To do this for 7 toppings (i.e. Mushroom, Cheese, etc), I would rather not simply copy/paste the class and change all of the names, because the structure and logic is common to all loads. Instead I'd rather define a generic "Load" class with generic types, like this:

object Load {
  def apply[R,D](inputFile: Dataset[Row],
            historicalData: Dataset[D],
            mergeFun: (D, R) => D): Dataset[D] = {
    val sparkSession = SparkSession.builder().getOrCreate()
    import sparkSession.implicits._

    val rawData: Dataset[R] = inputFile.rdd.map{ case row : Row =>
...

And for each class-specific operation such as mapping from "raw" to "domain", or merging, have a trait or abstract class that implements the specifics. This would be a typical dependency injection / polymorphism pattern.
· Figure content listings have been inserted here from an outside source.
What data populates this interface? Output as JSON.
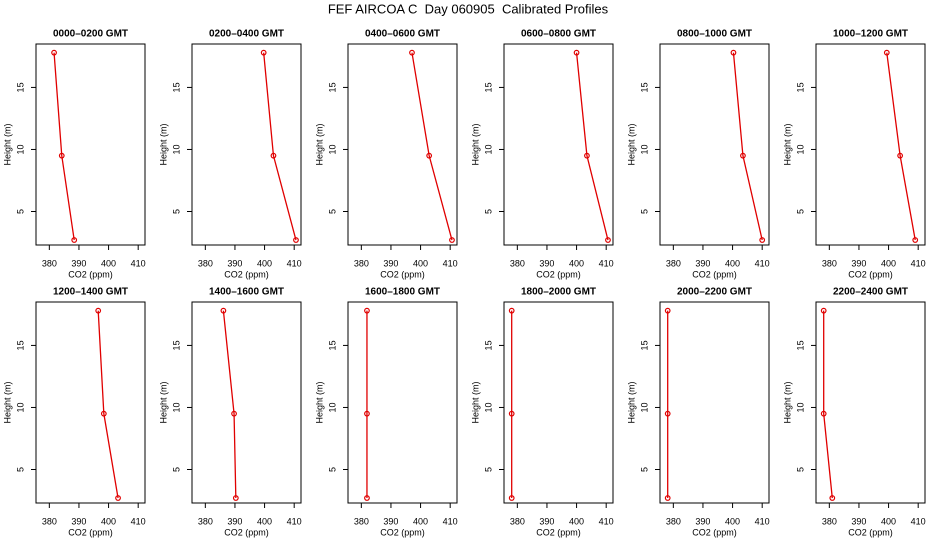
{
  "title": "FEF AIRCOA C  Day 060905  Calibrated Profiles",
  "chart_data": [
    {
      "type": "line",
      "title": "0000–0200 GMT",
      "x": [
        381.6,
        384.2,
        388.4
      ],
      "y": [
        17.8,
        9.5,
        2.7
      ],
      "color": "#e00000",
      "xlim": [
        375.5,
        412.3
      ],
      "ylim": [
        2.3,
        18.5
      ],
      "xticks": [
        380,
        390,
        400,
        410
      ],
      "yticks": [
        5,
        10,
        15
      ],
      "xlabel": "CO2 (ppm)",
      "ylabel": "Height (m)"
    },
    {
      "type": "line",
      "title": "0200–0400 GMT",
      "x": [
        399.7,
        403.0,
        410.6
      ],
      "y": [
        17.8,
        9.5,
        2.7
      ],
      "color": "#e00000",
      "xlim": [
        375.5,
        412.3
      ],
      "ylim": [
        2.3,
        18.5
      ],
      "xticks": [
        380,
        390,
        400,
        410
      ],
      "yticks": [
        5,
        10,
        15
      ],
      "xlabel": "CO2 (ppm)",
      "ylabel": "Height (m)"
    },
    {
      "type": "line",
      "title": "0400–0600 GMT",
      "x": [
        397.1,
        402.9,
        410.6
      ],
      "y": [
        17.8,
        9.5,
        2.7
      ],
      "color": "#e00000",
      "xlim": [
        375.5,
        412.3
      ],
      "ylim": [
        2.3,
        18.5
      ],
      "xticks": [
        380,
        390,
        400,
        410
      ],
      "yticks": [
        5,
        10,
        15
      ],
      "xlabel": "CO2 (ppm)",
      "ylabel": "Height (m)"
    },
    {
      "type": "line",
      "title": "0600–0800 GMT",
      "x": [
        400.0,
        403.5,
        410.6
      ],
      "y": [
        17.8,
        9.5,
        2.7
      ],
      "color": "#e00000",
      "xlim": [
        375.5,
        412.3
      ],
      "ylim": [
        2.3,
        18.5
      ],
      "xticks": [
        380,
        390,
        400,
        410
      ],
      "yticks": [
        5,
        10,
        15
      ],
      "xlabel": "CO2 (ppm)",
      "ylabel": "Height (m)"
    },
    {
      "type": "line",
      "title": "0800–1000 GMT",
      "x": [
        400.3,
        403.5,
        410.0
      ],
      "y": [
        17.8,
        9.5,
        2.7
      ],
      "color": "#e00000",
      "xlim": [
        375.5,
        412.3
      ],
      "ylim": [
        2.3,
        18.5
      ],
      "xticks": [
        380,
        390,
        400,
        410
      ],
      "yticks": [
        5,
        10,
        15
      ],
      "xlabel": "CO2 (ppm)",
      "ylabel": "Height (m)"
    },
    {
      "type": "line",
      "title": "1000–1200 GMT",
      "x": [
        399.4,
        403.9,
        409.0
      ],
      "y": [
        17.8,
        9.5,
        2.7
      ],
      "color": "#e00000",
      "xlim": [
        375.5,
        412.3
      ],
      "ylim": [
        2.3,
        18.5
      ],
      "xticks": [
        380,
        390,
        400,
        410
      ],
      "yticks": [
        5,
        10,
        15
      ],
      "xlabel": "CO2 (ppm)",
      "ylabel": "Height (m)"
    },
    {
      "type": "line",
      "title": "1200–1400 GMT",
      "x": [
        396.5,
        398.4,
        403.2
      ],
      "y": [
        17.8,
        9.5,
        2.7
      ],
      "color": "#e00000",
      "xlim": [
        375.5,
        412.3
      ],
      "ylim": [
        2.3,
        18.5
      ],
      "xticks": [
        380,
        390,
        400,
        410
      ],
      "yticks": [
        5,
        10,
        15
      ],
      "xlabel": "CO2 (ppm)",
      "ylabel": "Height (m)"
    },
    {
      "type": "line",
      "title": "1400–1600 GMT",
      "x": [
        386.1,
        389.7,
        390.3
      ],
      "y": [
        17.8,
        9.5,
        2.7
      ],
      "color": "#e00000",
      "xlim": [
        375.5,
        412.3
      ],
      "ylim": [
        2.3,
        18.5
      ],
      "xticks": [
        380,
        390,
        400,
        410
      ],
      "yticks": [
        5,
        10,
        15
      ],
      "xlabel": "CO2 (ppm)",
      "ylabel": "Height (m)"
    },
    {
      "type": "line",
      "title": "1600–1800 GMT",
      "x": [
        381.9,
        381.9,
        381.9
      ],
      "y": [
        17.8,
        9.5,
        2.7
      ],
      "color": "#e00000",
      "xlim": [
        375.5,
        412.3
      ],
      "ylim": [
        2.3,
        18.5
      ],
      "xticks": [
        380,
        390,
        400,
        410
      ],
      "yticks": [
        5,
        10,
        15
      ],
      "xlabel": "CO2 (ppm)",
      "ylabel": "Height (m)"
    },
    {
      "type": "line",
      "title": "1800–2000 GMT",
      "x": [
        378.1,
        378.1,
        378.1
      ],
      "y": [
        17.8,
        9.5,
        2.7
      ],
      "color": "#e00000",
      "xlim": [
        375.5,
        412.3
      ],
      "ylim": [
        2.3,
        18.5
      ],
      "xticks": [
        380,
        390,
        400,
        410
      ],
      "yticks": [
        5,
        10,
        15
      ],
      "xlabel": "CO2 (ppm)",
      "ylabel": "Height (m)"
    },
    {
      "type": "line",
      "title": "2000–2200 GMT",
      "x": [
        378.1,
        378.1,
        378.1
      ],
      "y": [
        17.8,
        9.5,
        2.7
      ],
      "color": "#e00000",
      "xlim": [
        375.5,
        412.3
      ],
      "ylim": [
        2.3,
        18.5
      ],
      "xticks": [
        380,
        390,
        400,
        410
      ],
      "yticks": [
        5,
        10,
        15
      ],
      "xlabel": "CO2 (ppm)",
      "ylabel": "Height (m)"
    },
    {
      "type": "line",
      "title": "2200–2400 GMT",
      "x": [
        378.1,
        378.1,
        381.0
      ],
      "y": [
        17.8,
        9.5,
        2.7
      ],
      "color": "#e00000",
      "xlim": [
        375.5,
        412.3
      ],
      "ylim": [
        2.3,
        18.5
      ],
      "xticks": [
        380,
        390,
        400,
        410
      ],
      "yticks": [
        5,
        10,
        15
      ],
      "xlabel": "CO2 (ppm)",
      "ylabel": "Height (m)"
    }
  ]
}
But I'm running into a few problems. As of Spark 2.x, encoders are only provided for native types and case classes, and there is no way to generically identify a class as a case class. So the inferred toDS() and other implicit functionality is not available when using generic types.

Also as mentioned in this related question of mine, the case class copy method is not available when using generics either.

I have looked into other design patterns common with Scala and Haskell such as type classes or ad-hoc polymorphism, but the obstacle is the Spark Dataset basically only working on case classes, which can't be abstractly defined.

It seems that this would be a common problem in Spark systems but I'm unable to find a solution. Any help appreciated.

1

1 Answers

5
votes

The implicit conversion that enables .toDS is:

implicit def rddToDatasetHolder[T](rdd: RDD[T])(implicit arg0: Encoder[T]): DatasetHolder[T]

(from https://spark.apache.org/docs/latest/api/scala/index.html#org.apache.spark.sql.SQLImplicits)

You are exactly correct in that there's no implicit value in scope for Encoder[T] now that you've made your apply method generic, so this conversion can't happen. But you can simply accept one as an implicit parameter!

object Load {
  def apply[R,D](inputFile: Dataset[Row],
            historicalData: Dataset[D],
            mergeFun: (D, R) => D)(implicit enc: Encoder[D]): Dataset[D] = {
...

Then at the time you call the load, with a specific type, it should be able to find an Encoder for that type. Note that you will have to import sparkSession.implicits._ in the calling context as well.

Edit: a similar approach would be to enable the implicit newProductEncoder[T <: Product](implicit arg0: scala.reflect.api.JavaUniverse.TypeTag[T]): Encoder[T] to work by bounding your type (apply[R, D <: Product]) and accepting an implicit JavaUniverse.TypeTag[D] as a parameter.